Lamoureux c. R., 2022 QCCA 1531
S’il est vrai que la Cour a proposé une méthode, dans le sens d’une démarche ordonnée, il n’existe pas de méthode rigide pour parvenir à une peine. Il existe des balises établies par la loi et un principe qui veut que les motifs de la peine soient intelligibles pour le délinquant, le public et les tribunaux d’appel.

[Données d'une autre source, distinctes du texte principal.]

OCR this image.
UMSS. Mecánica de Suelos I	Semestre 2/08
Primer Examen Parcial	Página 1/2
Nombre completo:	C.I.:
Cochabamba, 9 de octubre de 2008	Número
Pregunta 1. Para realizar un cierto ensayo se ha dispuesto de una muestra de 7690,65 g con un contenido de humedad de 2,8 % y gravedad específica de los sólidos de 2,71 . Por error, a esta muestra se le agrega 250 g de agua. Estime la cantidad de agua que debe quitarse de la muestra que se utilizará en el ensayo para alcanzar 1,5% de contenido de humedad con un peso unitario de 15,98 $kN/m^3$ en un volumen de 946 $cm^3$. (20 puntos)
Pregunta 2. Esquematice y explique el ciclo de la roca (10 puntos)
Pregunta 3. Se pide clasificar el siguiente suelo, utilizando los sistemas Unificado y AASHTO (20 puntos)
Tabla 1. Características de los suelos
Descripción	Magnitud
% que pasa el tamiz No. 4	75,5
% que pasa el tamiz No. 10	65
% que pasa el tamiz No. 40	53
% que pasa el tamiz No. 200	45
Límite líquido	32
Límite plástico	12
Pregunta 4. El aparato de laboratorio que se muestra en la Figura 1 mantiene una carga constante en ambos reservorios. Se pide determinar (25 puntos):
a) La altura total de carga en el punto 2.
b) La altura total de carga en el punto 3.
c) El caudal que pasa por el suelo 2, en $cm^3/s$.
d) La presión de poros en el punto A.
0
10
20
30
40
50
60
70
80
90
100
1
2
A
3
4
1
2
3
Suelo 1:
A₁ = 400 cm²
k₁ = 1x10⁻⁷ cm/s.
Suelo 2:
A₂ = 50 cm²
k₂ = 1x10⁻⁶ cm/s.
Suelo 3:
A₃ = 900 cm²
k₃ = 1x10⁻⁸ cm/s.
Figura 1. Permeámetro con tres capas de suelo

[8] S’il est vrai que la Cour a proposé une méthode, dans le sens d’une démarche ordonnée, il n’existe pas de méthode rigide pour parvenir à une peine. Il existe des balises établies par la loi et un principe qui veut que les motifs de la peine soient intelligibles pour le délinquant, le public et les tribunaux d’appel. La détermination de la peine doit demeurer un exercice souple, individualisé, à l’intérieur du cadre législatif.
[9] Ces balises sont particulièrement utiles pour justifier des peines imposées dans un contexte où il y a de multiples infractions à l’égard de multiples victimes. En règle générale, et ce n’est pas non plus un principe rigide, ces cas interpellent des peines consécutives : R. c. Friesen, 2020 CSC 9, par. 155. Voir aussi R. c. Guerrero Silva, 2015 QCCA 1334, par. 59; R. c. C.K., 2022 QCCA 539, par. 27; R. c. Gagnon, 2022 QCCA 552, par. 10; R. c. Claveau, 2022 QCCA 90, par. 36; R. c. Azevedo, 2021 QCCA 1688, par. 18; R. c. Dubé, 2021 QCCA 1143, par. 31.
[10] Le requérant affirme que deux « méthodes » ont été expliquées dans R. c. Guerrero Silva, 2015 QCCA 1334 et R. c. Desjardins, 2015 QCCA 1774. Il prétend ensuite que l’une est plus juste que l’autre. Cela est inexact, les deux arrêts proposent une démarche identique, qui n’a rien de formaliste.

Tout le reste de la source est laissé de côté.